In car campaigns and in the history of fashion there has always been a trend to portray a beautiful woman next to a car but this is not the intent of this campaign. As you may remember from a previous post, between the late '50s and early '60s, Vogue US published a series of Cadillac and Chevrolet adverts in which models donned designs inspired by cars. One of the Chevrolet ads featured a woman in a bright red design and stated: "Cherchez la femme en la Chevy. Look for the woman in a 1959 Chevrolet – and you'll find a woman in style!"
The fashion-cars symbolism became even stronger thanks to glamorous movies and film stars: Edward Quinn’s photographs offer a great chance to look at film icons such as Gina Lollobrigida, Grace Kelly, Alain Delon or Jane Fonda, standing next to or sitting behind the wheel of beautiful cars. Quinn chronicled through his images how cars became for many celebrities symbols of their iconic status and of their glamorous lifestyles.
Decades later visual artist Cheyco Leidmann populated instead his universe - a fantastically surreal, impudent and at times disturbing world born out of violence, obsessions and sex - of women's bodies wearing tight clothes in hyper real colours provocatively posing next to cars.
Battaglia's shoot is not a "donne & motori" (a theme that also Miuccia Prada explored in her S/S 2012 collection) themed cover for Italian magazine Quattroruote (its covers, as stated in a previous post, were characterised by two key elements - a car and a woman) nor it is an advert in the style of Chevrolet's "Cherchez la femme en la Chevy".
The shoot is about girls who, like the "Cuties" are in a limbo between childhood and girlhood, they long to become women, but they also hope to stay children for a little bit longer. It is not about girls dreaming of becoming the sex toy of a man with a luxury sports car, because that's what some men read behind these images.
For the time being, though, this opinion prevailed: Lamborghini removed the images from social media and while Battaglia wonders if the time has come for her to leave the International Centre for Photography (Centro internazionale di fotografia at the Cantieri cuturali della Zisa) that she helped founding and that she still manages, you wonder why young and carefree girls scare grown-ups - especially grown-up men - so much. But you also wonder why these men are never ready to stand up and attack those ones who really exploit the female body.

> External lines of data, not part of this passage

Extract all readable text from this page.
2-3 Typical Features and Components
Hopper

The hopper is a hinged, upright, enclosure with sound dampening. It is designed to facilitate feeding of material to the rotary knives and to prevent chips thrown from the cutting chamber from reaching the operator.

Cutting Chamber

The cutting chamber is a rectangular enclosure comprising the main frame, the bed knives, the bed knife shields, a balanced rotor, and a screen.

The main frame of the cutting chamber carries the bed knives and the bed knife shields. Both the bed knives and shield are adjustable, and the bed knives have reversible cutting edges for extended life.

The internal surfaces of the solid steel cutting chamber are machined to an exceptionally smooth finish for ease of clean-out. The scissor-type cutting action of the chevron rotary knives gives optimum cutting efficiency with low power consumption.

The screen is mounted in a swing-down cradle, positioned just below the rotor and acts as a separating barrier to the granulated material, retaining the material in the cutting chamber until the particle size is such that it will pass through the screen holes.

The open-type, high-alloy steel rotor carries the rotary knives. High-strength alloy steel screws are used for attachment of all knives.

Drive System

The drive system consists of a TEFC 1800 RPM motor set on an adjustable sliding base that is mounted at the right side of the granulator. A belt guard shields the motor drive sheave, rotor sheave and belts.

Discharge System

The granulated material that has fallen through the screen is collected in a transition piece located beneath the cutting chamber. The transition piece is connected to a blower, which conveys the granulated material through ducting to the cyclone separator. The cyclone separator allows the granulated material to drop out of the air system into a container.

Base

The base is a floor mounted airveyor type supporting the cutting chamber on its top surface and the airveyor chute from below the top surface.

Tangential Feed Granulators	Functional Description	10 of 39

When fashion designer Philipp Plein posted on his Instagram account images of scantily clad ladies washing his luxury cars and playing around with sponges and water or provocatively posing on and around a Ferrari nobody screamed about the female body being sexually exploited (apart from Ferrari that, more concerned about their trademarks, sent the designer a letter stating "Ferrari's trademarks and model cars are associated in your pictures with a lifestyle totally inconsistent with Ferrari's brand perception, in connection with performers making sexual innuendos and using Ferrari's cars as props in a manner which is per se distasteful").
In 1982 Battaglia took a tragic picture of a sex worker killed in Palermo. Her name was Nerina and was killed by the Mafia because she had started dealing drugs by herself, disrespecting the Mafia laws. Nerina was killed in the small flat where she lived, together with two friends, but Battaglia's photograph allowed Nerina to keep on telling her story to other generations.

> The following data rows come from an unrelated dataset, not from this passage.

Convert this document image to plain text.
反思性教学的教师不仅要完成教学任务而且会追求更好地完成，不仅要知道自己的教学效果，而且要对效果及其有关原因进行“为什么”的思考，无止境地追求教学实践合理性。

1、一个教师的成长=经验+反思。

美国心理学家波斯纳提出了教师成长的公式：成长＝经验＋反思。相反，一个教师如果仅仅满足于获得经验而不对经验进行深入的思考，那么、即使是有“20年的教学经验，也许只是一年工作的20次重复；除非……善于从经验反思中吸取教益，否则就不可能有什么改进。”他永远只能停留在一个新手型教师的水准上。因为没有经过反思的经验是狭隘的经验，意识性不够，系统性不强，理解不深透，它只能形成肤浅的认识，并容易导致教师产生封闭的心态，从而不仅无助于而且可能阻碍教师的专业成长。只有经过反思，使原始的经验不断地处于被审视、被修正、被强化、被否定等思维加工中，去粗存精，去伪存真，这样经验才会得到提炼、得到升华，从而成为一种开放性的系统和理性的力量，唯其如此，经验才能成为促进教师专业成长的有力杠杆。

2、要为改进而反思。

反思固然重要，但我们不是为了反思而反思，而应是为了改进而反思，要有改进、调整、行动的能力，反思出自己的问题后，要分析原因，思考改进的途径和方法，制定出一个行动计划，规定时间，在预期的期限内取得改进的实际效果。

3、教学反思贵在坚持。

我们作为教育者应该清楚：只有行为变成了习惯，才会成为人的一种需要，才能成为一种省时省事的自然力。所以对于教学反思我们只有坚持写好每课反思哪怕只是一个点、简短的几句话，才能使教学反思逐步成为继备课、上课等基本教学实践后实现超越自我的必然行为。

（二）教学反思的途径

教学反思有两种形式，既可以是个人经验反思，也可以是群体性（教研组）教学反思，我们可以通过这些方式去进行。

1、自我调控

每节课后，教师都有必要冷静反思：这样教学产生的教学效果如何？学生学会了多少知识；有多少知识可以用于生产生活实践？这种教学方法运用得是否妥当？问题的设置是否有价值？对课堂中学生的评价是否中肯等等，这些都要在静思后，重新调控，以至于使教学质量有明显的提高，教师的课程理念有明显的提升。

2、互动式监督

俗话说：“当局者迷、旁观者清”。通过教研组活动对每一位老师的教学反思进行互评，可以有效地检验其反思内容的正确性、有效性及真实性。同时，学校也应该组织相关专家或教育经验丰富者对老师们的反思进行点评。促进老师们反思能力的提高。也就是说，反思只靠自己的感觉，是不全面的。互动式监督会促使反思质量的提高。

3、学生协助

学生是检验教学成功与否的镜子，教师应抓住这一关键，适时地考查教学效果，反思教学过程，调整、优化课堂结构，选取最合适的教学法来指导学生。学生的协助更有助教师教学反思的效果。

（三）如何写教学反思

When we see Nerina's picture in galleries and at photographic exhibitions we do not scream in horror while we should definitely do so thinking about this tragic story of sexual exploitation, drugs and violence. Battaglia's images for Lamborghini represent new possibilities for the young girls portrayed, possibilities that 38 years ago were denied to women like Nerina, such as the possibility for a woman to dismantle the male gaze with her self-determination and live a happy and carefree life.